1) Laziness. To whoever says laziness is not a good reason to do something, we say bah humbug. Think about it. If you skip your makeup routine, you get 15 more minutes of sweet, snuggly, warm bed time in the morning. That's 105 minutes a week, or 91 hours a year! Snooze away.
2) Strict parents. Even if your parents do allow you to wear makeup, who's to say you have to tell people that? "My parents won't let me" is the greatest Get Out of Jail Free card teenagers were ever given for not doing something they don't want to do.
3) Allergies. Have you looked at the ingredients of makeup recently? There's all sorts of crazy eight-syllable mononeucleidiphates in there. And we're all "wait, is that organic peanut butter?" while we rub chemicals on our faces. Trust us when we say rashes are never sexy.

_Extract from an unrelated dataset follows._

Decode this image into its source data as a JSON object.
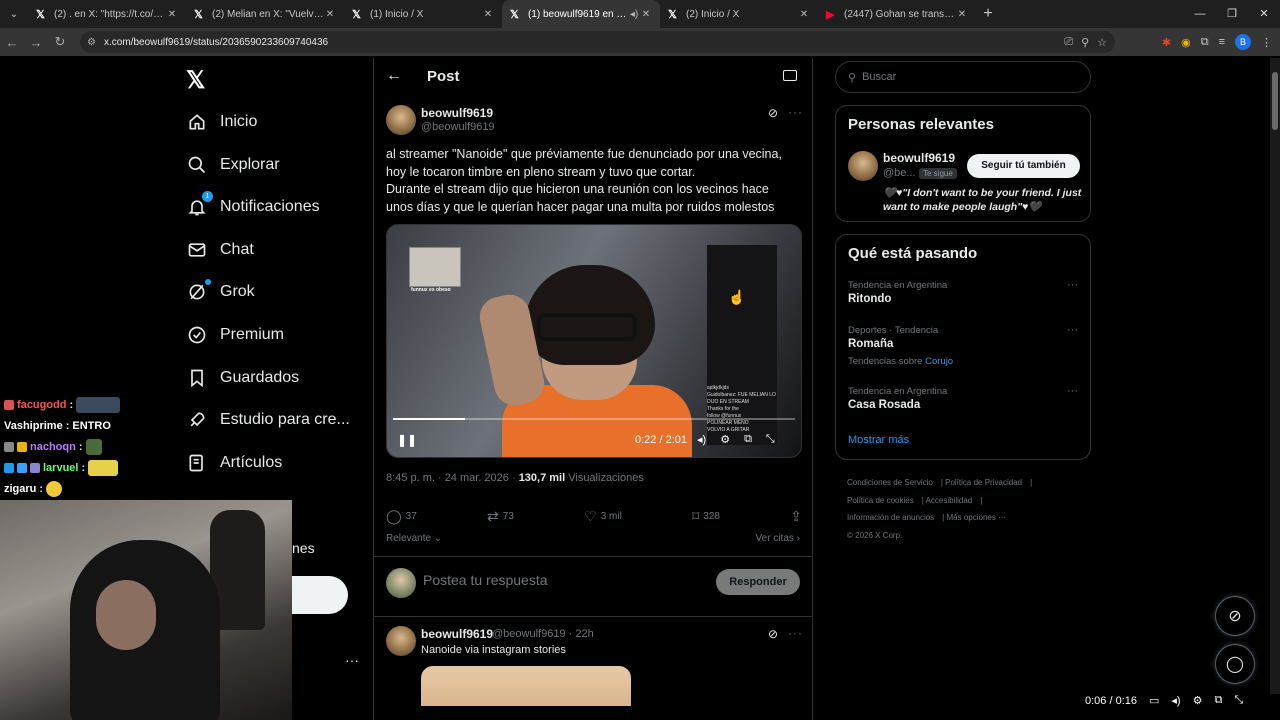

4) Peace, love, and hippiness. Hippies have been going au naturel for decades. While we cannot, in good conscience, support the no-deoderant movement, we can say they might have something with the no-makeup thing. Adopt a cause, light up some patchouli incense, and try it out for a week.
5) Backlash to Lady Gaga. We get it. You're a performance artist. But how do you blink while wearing five-pound fake eyelashes?
6) Basic disgregard for others. You're not looking at yourself all day. You just might want to avoid mirrors.
Where do you fall on the makeup spectrum? Do you ever go without? Guys, do you like a girl with makeup or without?